Vadim Shishimarin, a 21-year-old sergeant, was found guilty of killing 62-year-old Oleksandr Shelipov in Sumy region during the first days of the invasion.
The verdict was delivered on Monday by the judge, Serhii Ahafonov, at a packed courtroom, with dozens of Ukrainian and foreign television cameras crammed into the small room.
The judge said although Shishimarin cooperated with the investigation and expressed remorse, the court could not accept his claim he had not meant to kill Shelipov when he fired at him.
Shishimarin, wearing a grey-and-blue hoodie, listened with his head bowed to the judge deliver his long verdict from inside the glass box for defendants. He was given a translation of the judge’s words from Ukrainian to Russian by a court-appointed translator.
It is the first in a number of war crimes cases that Ukraine prosecutors want to try as quickly as possible. Ukraine’s prosecutor general, Iryna Venediktova, has said she is preparing more than 40 cases related to war crimes that could come to trial soon, and Ukrainian authorities say they have registered more than 10,000 war crimes across the country.
Trying cases so quickly, while the conflict is still ongoing, is extremely unusual and may violate elements of the Geneva conventions, legal experts say.
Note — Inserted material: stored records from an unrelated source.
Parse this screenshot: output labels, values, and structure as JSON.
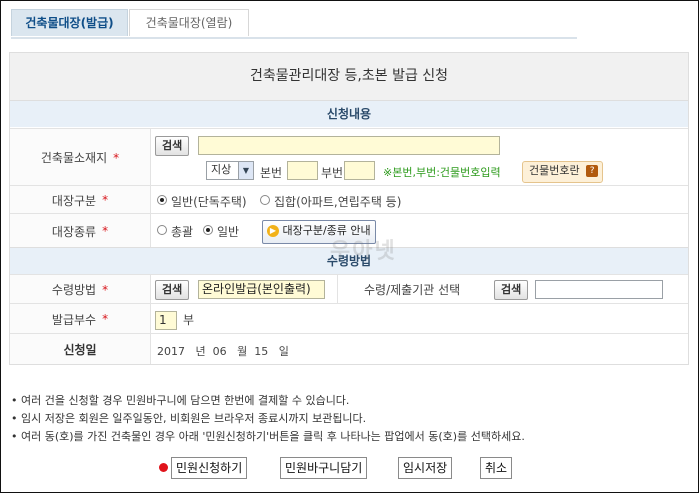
{
  "tabs": {
    "issue": "건축물대장(발급)",
    "view": "건축물대장(열람)"
  },
  "title": "건축물관리대장 등,초본 발급 신청",
  "sections": {
    "request": "신청내용",
    "receive": "수령방법"
  },
  "location": {
    "label": "건축물소재지",
    "required": "*",
    "search": "검색",
    "address_value": "",
    "land_type": "지상",
    "bonbeon_label": "본번",
    "bubeon_label": "부번",
    "hint": "※본번,부번:건물번호입력",
    "building_search": "건물번호란"
  },
  "register_type": {
    "label": "대장구분",
    "required": "*",
    "opt1": "일반(단독주택)",
    "opt2": "집합(아파트,연립주택 등)"
  },
  "register_kind": {
    "label": "대장종류",
    "required": "*",
    "opt1": "총괄",
    "opt2": "일반",
    "guide": "대장구분/종류 안내"
  },
  "receive": {
    "label": "수령방법",
    "required": "*",
    "search": "검색",
    "value": "온라인발급(본인출력)",
    "agency_label": "수령/제출기관 선택",
    "agency_search": "검색",
    "agency_value": ""
  },
  "copies": {
    "label": "발급부수",
    "required": "*",
    "value": "1",
    "unit": "부"
  },
  "date": {
    "label": "신청일",
    "year": "2017",
    "year_unit": "년",
    "month": "06",
    "month_unit": "월",
    "day": "15",
    "day_unit": "일"
  },
  "notes": [
    "• 여러 건을 신청할 경우 민원바구니에 담으면 한번에 결제할 수 있습니다.",
    "• 임시 저장은 회원은 일주일동안, 비회원은 브라우저 종료시까지 보관됩니다.",
    "• 여러 동(호)를 가진 건축물인 경우 아래 '민원신청하기'버튼을 클릭 후 나타나는 팝업에서 동(호)를 선택하세요."
  ],
  "buttons": {
    "apply": "민원신청하기",
    "basket": "민원바구니담기",
    "temp_save": "임시저장",
    "cancel": "취소"
  },
  "watermark": "우아넷"
}
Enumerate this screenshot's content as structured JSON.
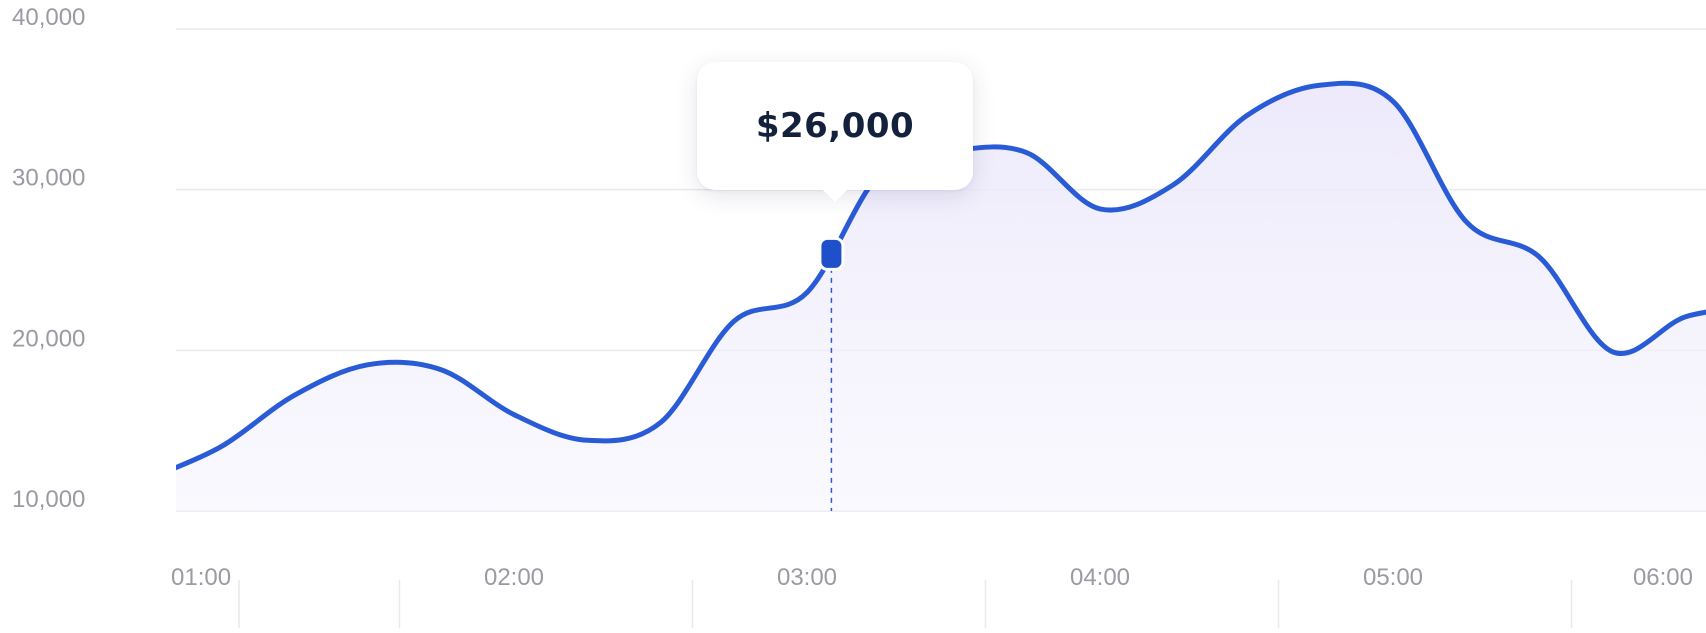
{
  "chart_data": {
    "type": "area",
    "x": [
      "00:45",
      "01:00",
      "01:15",
      "01:30",
      "01:45",
      "02:00",
      "02:15",
      "02:30",
      "02:45",
      "03:00",
      "03:15",
      "03:30",
      "03:45",
      "04:00",
      "04:15",
      "04:30",
      "04:45",
      "05:00",
      "05:15",
      "05:30",
      "05:45",
      "06:00",
      "06:15"
    ],
    "series": [
      {
        "values": [
          12000,
          14000,
          17200,
          19100,
          18800,
          16000,
          14400,
          15500,
          21800,
          23600,
          31000,
          32400,
          32300,
          28800,
          30300,
          34600,
          36500,
          35500,
          28000,
          25800,
          19900,
          22100,
          22700
        ],
        "color": "#2a5bd7"
      }
    ],
    "x_ticks": [
      "01:00",
      "02:00",
      "03:00",
      "04:00",
      "05:00",
      "06:00"
    ],
    "y_ticks": [
      "10,000",
      "20,000",
      "30,000",
      "40,000"
    ],
    "ylim": [
      10000,
      40000
    ],
    "grid": "horizontal",
    "highlight": {
      "x": "03:05",
      "value": 26000,
      "label": "$26,000"
    },
    "line_color": "#2a5bd7",
    "fill_color": "#efecfb",
    "grid_color": "#e9e9ee"
  }
}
However, Ukraine has made swift justice a priority, partly as a warning to Russian troops still occupying parts of the country that they may face justice for any crimes they commit.
Prosecutors said Shishimarin was in a car with other Russian soldiers, one of whom ordered him to shoot Shelipov, as he had been a witness to them shooting at a car and then stealing it.
Shishimarin pleaded guilty to the crime, but his lawyer argued that his client was following an order and did not have intent to kill. He has 30 days in which to launch an appeal.
In an interview with the Russian independent news outlet Meduza, Shishimarin’s mother Lyubov claimed her son was a caring and kind young man who had joined the army partly because there was a lack of opportunity in their home town, and partly to help support the family after his stepfather was killed last year.
She said Shishimarin called him in late February and said: “Mummy, I won’t have a telephone for a week, I have to give it up. If someone tells you I went to Ukraine, don’t believe them.”
The next she heard of him was when she found out he was a prisoner in Ukraine, she said.
Shelipov’s widow, Katerina, identified Shishimarin as the man who shot her husband during a court hearing last week, and told the court she hoped he would receive a life sentence. “But if he is traded for our defenders of Azovstal, I would not mind,” she said.
There has been some speculation that once convicted, Shishmarin and others may be used as part of an exchange for Ukrainians held by Russia, including the more than 2,000 defenders of the Azovstal steel plant in Mariupol who recently surrendered to the Russians.
Russian officials have veered between calling for harsh punishments, including even the death penalty, for some of the fighters, and suggesting they may be open to an exchange.